2. The supercapacitor electrode 100 as claimed in claim 1, wherein the activated carbon comprises a pore size distribution in the range of 2.05 to 2.13 nm, or with average pore size of 2.09 nm.

3. The supercapacitor electrode 100 as claimed in claim 1, wherein the activated carbon is characterized by a BET surface area of 1600 m2 g-1 or more.

4. The supercapacitor electrode as claimed in claim 1, wherein the conducting carbon is selected from acetylene black, carbon nanotube, grapheme, carbon black powder or a combination thereof.

5. The supercapacitor electrode 100 as claimed in claim 1, wherein the conducting carbon and the binder are each present in an amount of 10 wt % or more of the electrode.

6. The supercapacitor electrode 100 as claimed in claim 5, wherein the binder includes polyvinylidene fluoride, polyvinyl pyrrolidone, polytetrafluoroethylene or a combination thereof.

7. The supercapacitor electrode 100 as claimed in 1, wherein the current collecting substrate material is selected from aluminium, copper, nickel or stainless steel.

8. The supercapacitor electrode 100 as claimed in claim 1, wherein the electrode comprises a specific capacitance of 320 F/g or more at a scan rate of 5 mV/s, or a bulk impedance of 1.41 O or more, or a charge transport impedance of 0.2 O or more for outer and 0.002 O or more for inner Helmholtz layer, or a surface space charge accumulation of 0.08 mF or more at the outer Helmholtz layer and 97.9 mF or more at the inner Helmholtz layer.

9. A method for preparing a supercapacitor electrode 200 based on activated carbon from coconut rachis, the method comprising the steps of:
- providing dried activated carbon 201 with narrow pore size distribution to 65-75% of the weight of the electrode;
- mixing 203 the activated carbon with 25-35% conducting carbon and a binder to form a mixture thereof;
- adding a solvent to the mixture to form slurry; and
- coating 207 degassed slurry uniformly onto a current collecting substrate to a specified mass loading per unit area, thereby forming the electrode.
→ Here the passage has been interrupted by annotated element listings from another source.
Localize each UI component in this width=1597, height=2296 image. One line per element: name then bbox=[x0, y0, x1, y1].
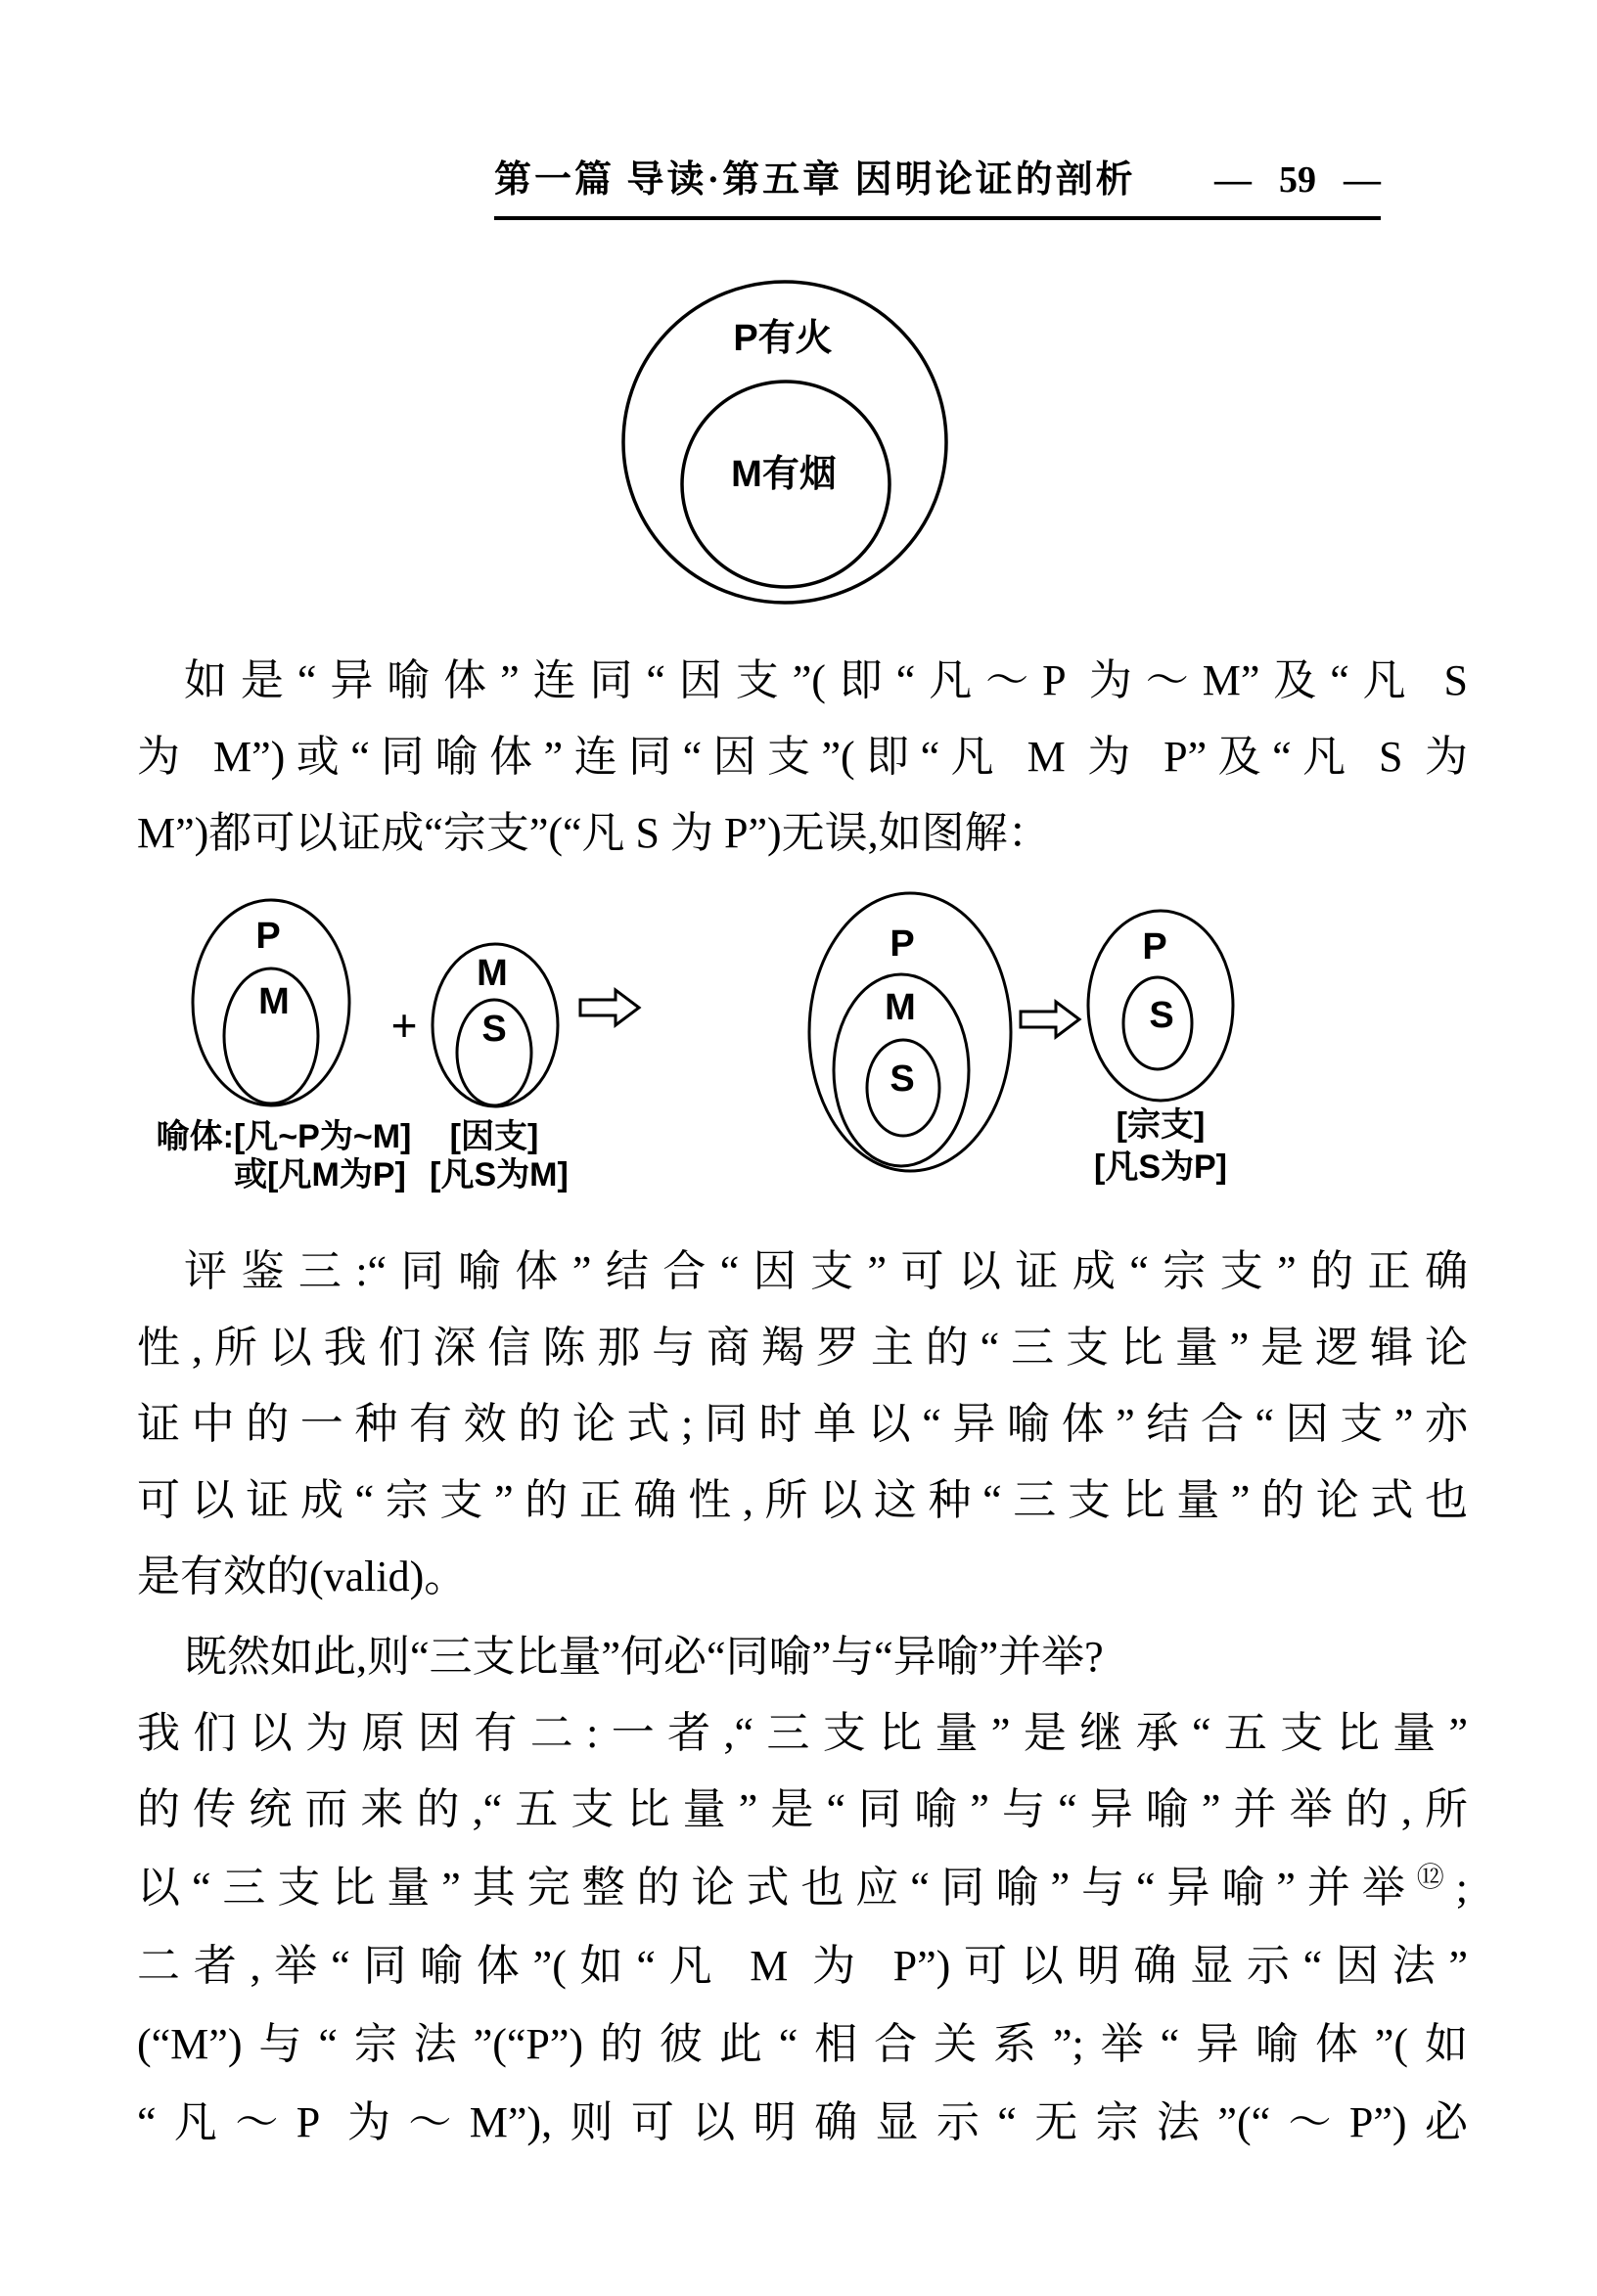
diagram-group-merged bbox=[809, 893, 1011, 1171]
yinzhi-caption-1: [因支] bbox=[449, 1118, 539, 1155]
venn-diagram-fire-smoke bbox=[587, 262, 998, 626]
dash-left: — bbox=[1214, 159, 1252, 201]
merged-inner-label: S bbox=[890, 1058, 915, 1100]
zongzhi-outer-label: P bbox=[1142, 926, 1167, 968]
page-number-group bbox=[1214, 158, 1381, 202]
syllogism-diagram bbox=[127, 888, 1478, 1193]
body-line bbox=[137, 1861, 1468, 1914]
body-line: 可以证成“宗支”的正确性,所以这种“三支比量”的论式也 bbox=[137, 1476, 1468, 1524]
diagram-group-yinzhi bbox=[430, 944, 569, 1193]
page-header bbox=[494, 149, 1381, 220]
diagram-group-yuti bbox=[157, 900, 412, 1193]
body-line: 证中的一种有效的论式;同时单以“异喻体”结合“因支”亦 bbox=[137, 1400, 1468, 1448]
body-line: 我们以为原因有二:一者,“三支比量”是继承“五支比量” bbox=[137, 1709, 1468, 1757]
dash-right: — bbox=[1344, 159, 1381, 201]
body-line: M”)都可以证成“宗支”(“凡 S 为 P”)无误,如图解： bbox=[137, 809, 1051, 857]
chapter-title: 第一篇 导读·第五章 因明论证的剖析 bbox=[494, 159, 1136, 201]
yinzhi-caption-2: [凡S为M] bbox=[430, 1156, 569, 1193]
merged-outer-label: P bbox=[890, 923, 915, 965]
body-line: 是有效的(valid)。 bbox=[137, 1553, 468, 1600]
body-line: 二者,举“同喻体”(如“凡 M 为 P”)可以明确显示“因法” bbox=[137, 1942, 1468, 1990]
venn-outer-label: P有火 bbox=[733, 318, 833, 359]
zongzhi-inner-label: S bbox=[1149, 995, 1174, 1036]
line-text: 以“三支比量”其完整的论式也应“同喻”与“异喻”并举 bbox=[137, 1864, 1417, 1912]
yinzhi-inner-label: S bbox=[481, 1009, 507, 1050]
body-line: 评鉴三:“同喻体”结合“因支”可以证成“宗支”的正确 bbox=[184, 1247, 1468, 1295]
venn-inner-label: M有烟 bbox=[731, 454, 837, 495]
footnote-marker: ⑫ bbox=[1416, 1863, 1456, 1893]
body-line: 如是“异喻体”连同“因支”(即“凡～P 为～M”及“凡 S bbox=[184, 656, 1468, 704]
body-line: 既然如此,则“三支比量”何必“同喻”与“异喻”并举? bbox=[184, 1633, 1104, 1681]
plus-sign: + bbox=[390, 1000, 418, 1051]
yuti-caption-2: 或[凡M为P] bbox=[234, 1156, 406, 1193]
body-line: (“M”)与“宗法”(“P”)的彼此“相合关系”;举“异喻体”(如 bbox=[137, 2020, 1468, 2068]
page-number: 59 bbox=[1279, 159, 1316, 201]
body-line: 性,所以我们深信陈那与商羯罗主的“三支比量”是逻辑论 bbox=[137, 1324, 1468, 1372]
yuti-caption-1: 喻体:[凡~P为~M] bbox=[156, 1118, 412, 1155]
body-line: 的传统而来的,“五支比量”是“同喻”与“异喻”并举的,所 bbox=[137, 1785, 1468, 1833]
yuti-outer-label: P bbox=[255, 916, 281, 957]
diagram-group-zongzhi bbox=[1088, 911, 1233, 1186]
body-line: “凡～P 为～M”),则可以明确显示“无宗法”(“～P”)必 bbox=[137, 2098, 1468, 2146]
arrow-right-icon bbox=[580, 990, 639, 1025]
arrow-right-icon bbox=[1021, 1002, 1079, 1037]
yinzhi-outer-label: M bbox=[477, 953, 508, 994]
zongzhi-caption-2: [凡S为P] bbox=[1094, 1148, 1227, 1186]
zongzhi-caption-1: [宗支] bbox=[1116, 1106, 1206, 1144]
line-text: ; bbox=[1455, 1864, 1468, 1912]
yuti-inner-label: M bbox=[258, 981, 290, 1022]
body-line: 为 M”)或“同喻体”连同“因支”(即“凡 M 为 P”及“凡 S 为 bbox=[137, 733, 1468, 781]
merged-middle-label: M bbox=[885, 987, 916, 1028]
10. The method 200 as claimed in claim 8, wherein adding the solvent includes adding one or more of N-methylpyrrolidinone, dimethylformamide, dimethylsulfoxide, dimethylacetamide, 1,3-dimethyl-2imidazolidinone or a combination thereof.

11. The method 200 as claimed in claim 8, wherein the current collecting substrate 205 is pre-treated by cleaning and annealing overnight at 60°C with subsequent drying at 120°C for at least an hour.

12. The method 200 as claimed in claim 8, wherein the mass loading of the electrode ranges from 0.001 to 0.01 g.cm-2.